Le monde du Djing est-il toujours autant dominé par les hommes ? Lors du festival Peacock Society, j’ai interrogé trois femmes DJ d’exception qui font un pied de nez aux rapports – souvent machistes – qui perdurent au sein de l’industrie musicale. 

DJ, une affaire d’hommes ? Not really. Apparu peu avant la Seconde Guerre mondiale, le métier de “disc-jockey” était à l’origine celui des animateurs radio, chargés d’annoncer les titres et le nom des artistes des musiques jouées à l’antenne. Pendant la guerre, ils animent des soirées dansantes secrètes et dans l’après-guerre, les DJ sets se démocratisent. Mais ce n’est qu’à partir des années 70 que le Djing devient l’art que l’on connaît aujourd’hui avec l’arrivée du disco – et les discothèques popularisées dans La Fièvre du samedi soir – et de pionniers comme Larry Levan.
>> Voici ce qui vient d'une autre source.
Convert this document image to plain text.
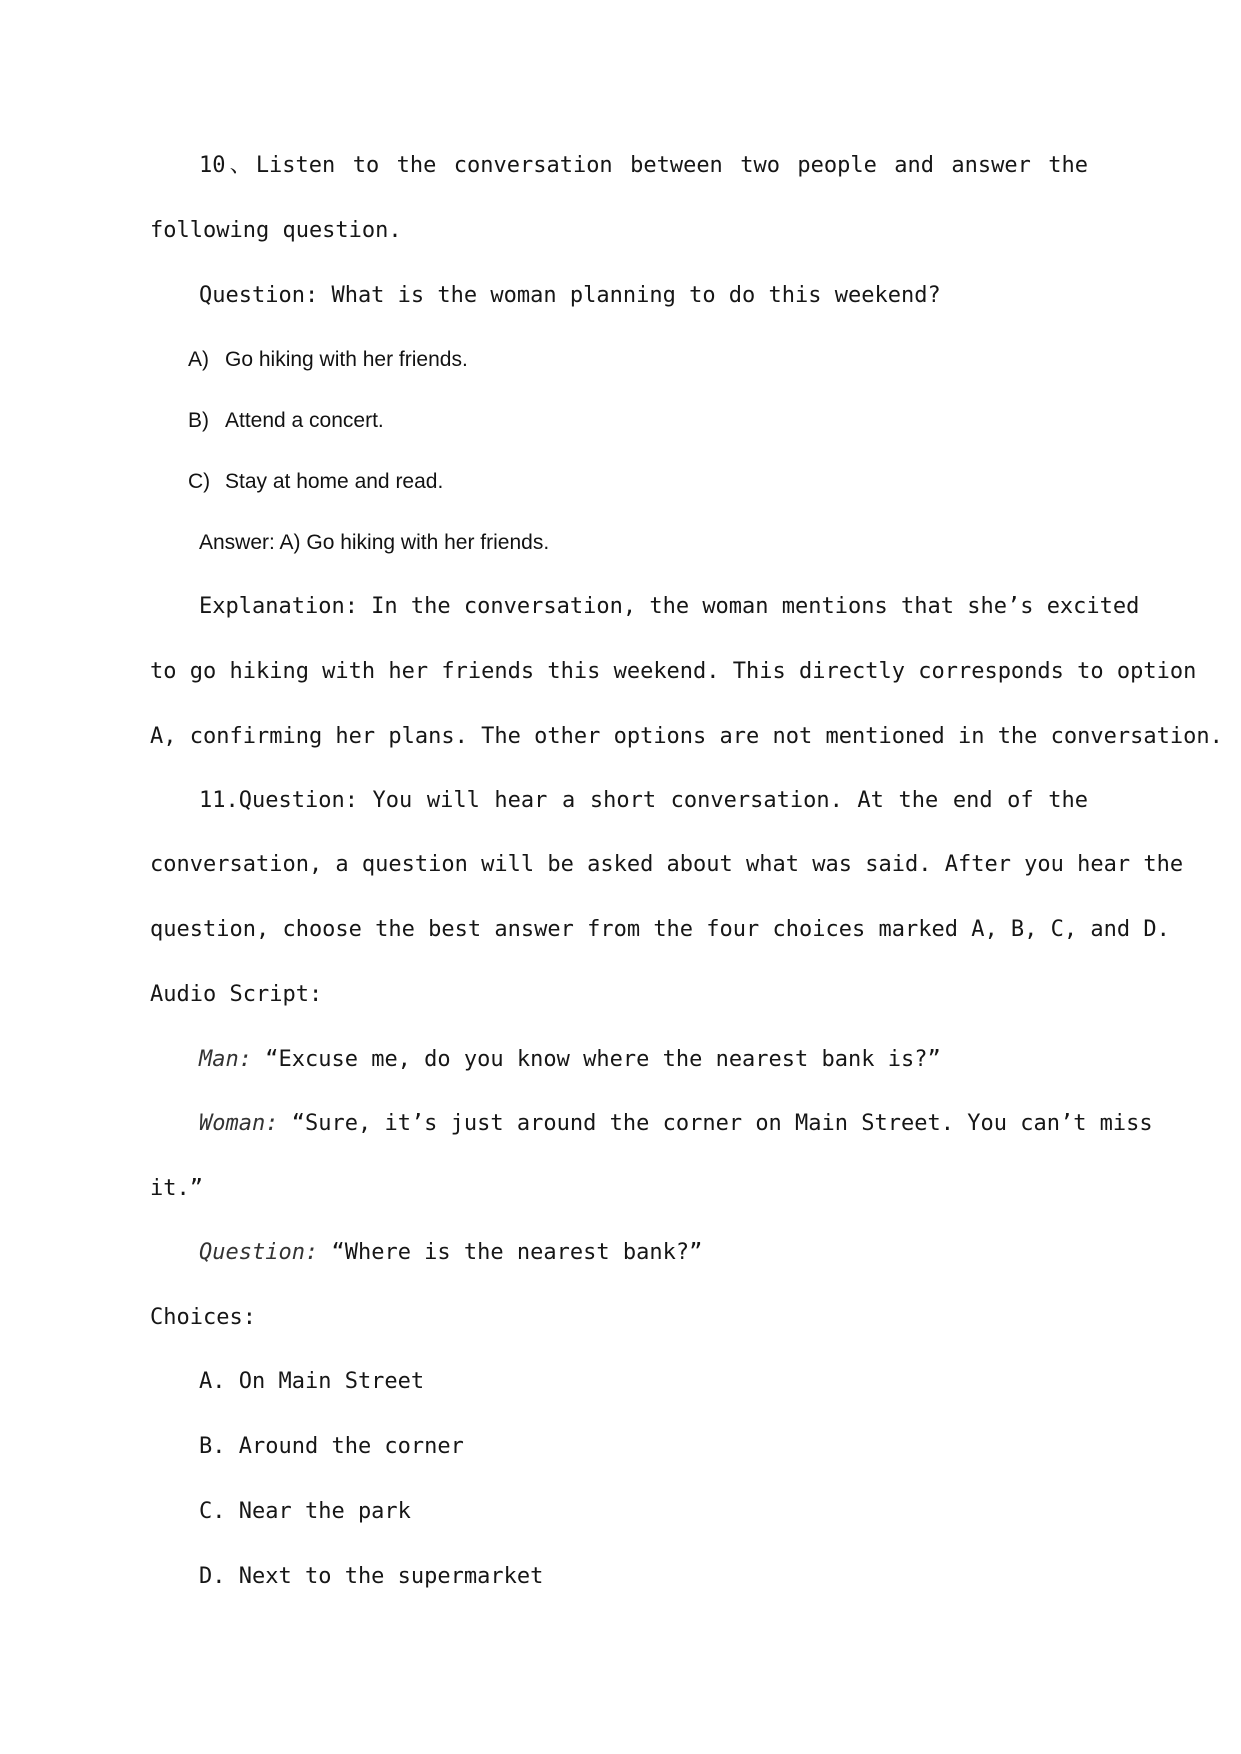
10、Listen to the conversation between two people and answer the
following question.
Question: What is the woman planning to do this weekend?
A) Go hiking with her friends.
B) Attend a concert.
C) Stay at home and read.
Answer: A) Go hiking with her friends.
Explanation: In the conversation, the woman mentions that she’s excited
to go hiking with her friends this weekend. This directly corresponds to option
A, confirming her plans. The other options are not mentioned in the conversation.
11.Question: You will hear a short conversation. At the end of the
conversation, a question will be asked about what was said. After you hear the
question, choose the best answer from the four choices marked A, B, C, and D.
Audio Script:
Man: “Excuse me, do you know where the nearest bank is?”
Woman: “Sure, it’s just around the corner on Main Street. You can’t miss
it.”
Question: “Where is the nearest bank?”
Choices:
A. On Main Street
B. Around the corner
C. Near the park
D. Next to the supermarket
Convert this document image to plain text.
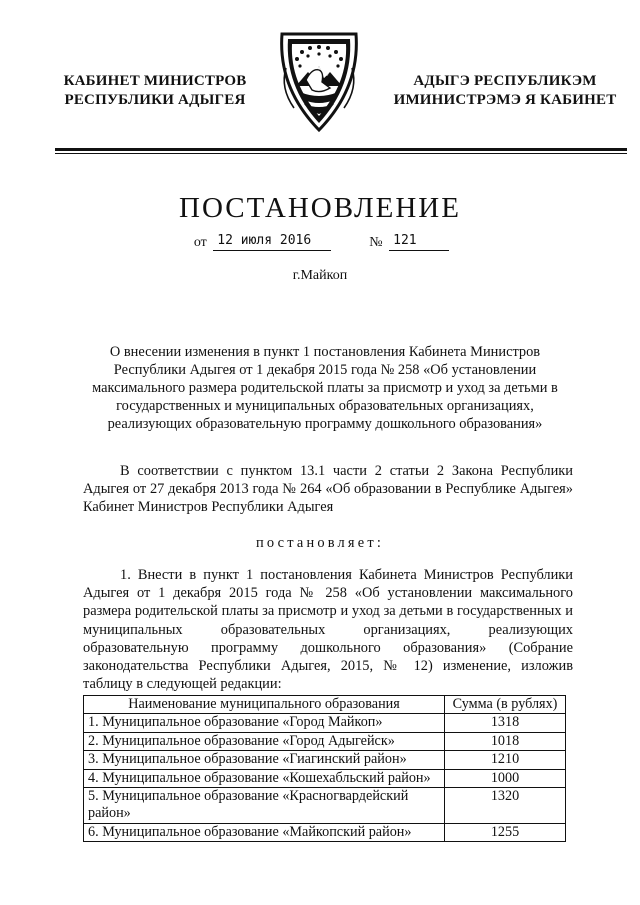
КАБИНЕТ МИНИСТРОВ
РЕСПУБЛИКИ АДЫГЕЯ
АДЫГЭ РЕСПУБЛИКЭМ
ИМИНИСТРЭМЭ Я КАБИНЕТ
ПОСТАНОВЛЕНИЕ
от 12 июля 2016	№ 121
г.Майкоп
О внесении изменения в пункт 1 постановления Кабинета Министров Республики Адыгея от 1 декабря 2015 года № 258 «Об установлении максимального размера родительской платы за присмотр и уход за детьми в государственных и муниципальных образовательных организациях, реализующих образовательную программу дошкольного образования»
В соответствии с пунктом 13.1 части 2 статьи 2 Закона Республики Адыгея от 27 декабря 2013 года № 264 «Об образовании в Республике Адыгея» Кабинет Министров Республики Адыгея
постановляет:
1. Внести в пункт 1 постановления Кабинета Министров Республики Адыгея от 1 декабря 2015 года № 258 «Об установлении максимального размера родительской платы за присмотр и уход за детьми в государственных и муниципальных образовательных организациях, реализующих образовательную программу дошкольного образования» (Собрание законодательства Республики Адыгея, 2015, № 12) изменение, изложив таблицу в следующей редакции:
Наименование муниципального образования	Сумма (в рублях)
1. Муниципальное образование «Город Майкоп»	1318
2. Муниципальное образование «Город Адыгейск»	1018
3. Муниципальное образование «Гиагинский район»	1210
4. Муниципальное образование «Кошехабльский район»	1000
5. Муниципальное образование «Красногвардейский район»	1320
6. Муниципальное образование «Майкопский район»	1255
Le DJ booth est à l’époque un total boys club. Mais en 1970, Annie Nightingale devient la première animatrice radio de la BBC. Dans son livre Hey, Hi, Hello, elle raconte qu’être la seule femme à l’époque à pratiquer un “man’s job” n’était pas une mince affaire : “Il y a une énorme différence entre être présentateur.rice et être DJ, en termes de radio. D’abord, il faut savoir travailler au desk. C’est intimidant et, pour un.e novice, c’est terrifiant. J’ai aussi été confrontée à un groupe d’ingénieurs du son masculins dans la cabine vitrée à côté de moi, qui attendaient, voire souhaitaient, que j’échoue.” Si aujourd’hui, certains noms féminins comme Amelie Lens ou Nina Kraviz sont devenues de véritables institutions dans le milieu techno, la réalité est que, l’année dernière, les festivals n’ont accueilli que 28 % de femmes DJ, et 1,6 % de non-binaires d’après female.pressure, une base de données en ligne et un réseau transnational de femmes, transgenres et gender-free & fluid people. Ces chiffres sont en net progrès par rapport à il y a cinq ans, mais cela montre que les femmes restent en minorité dans le milieu en termes de reconnaissance.

Le Top 100 des meilleurs DJ selon DJ Mag est tombé le 27 octobre dernier, et l’artiste femme la plus haut classée se trouve à la 14e place. Il s’agit de la queen belge Charlotte de Witte, suivie de Peggy Gou à la 24e place. Au sommet de ce classement, on retrouve sans surprise Martin Garrix en n°1, David Guetta en n°2 et le duo Dimitri Vegas & Like Mike en n°3. Sans nier le talent de ceux qui figurent en tête de liste, ça me peine de voir que seulement 14 femmes sont présentes dans le ranking. Le bon côté des choses, c’est que ce nombre ne cesse de croître au fil des années. Fun fact : Il y a bien une femme qui a figuré au sommet de ce classement, il s’agit de l’artiste britannique Joanne Joseph aka Smoking Jo. C’était en 1992 et she has paved the way pour les Nina & Charlotte.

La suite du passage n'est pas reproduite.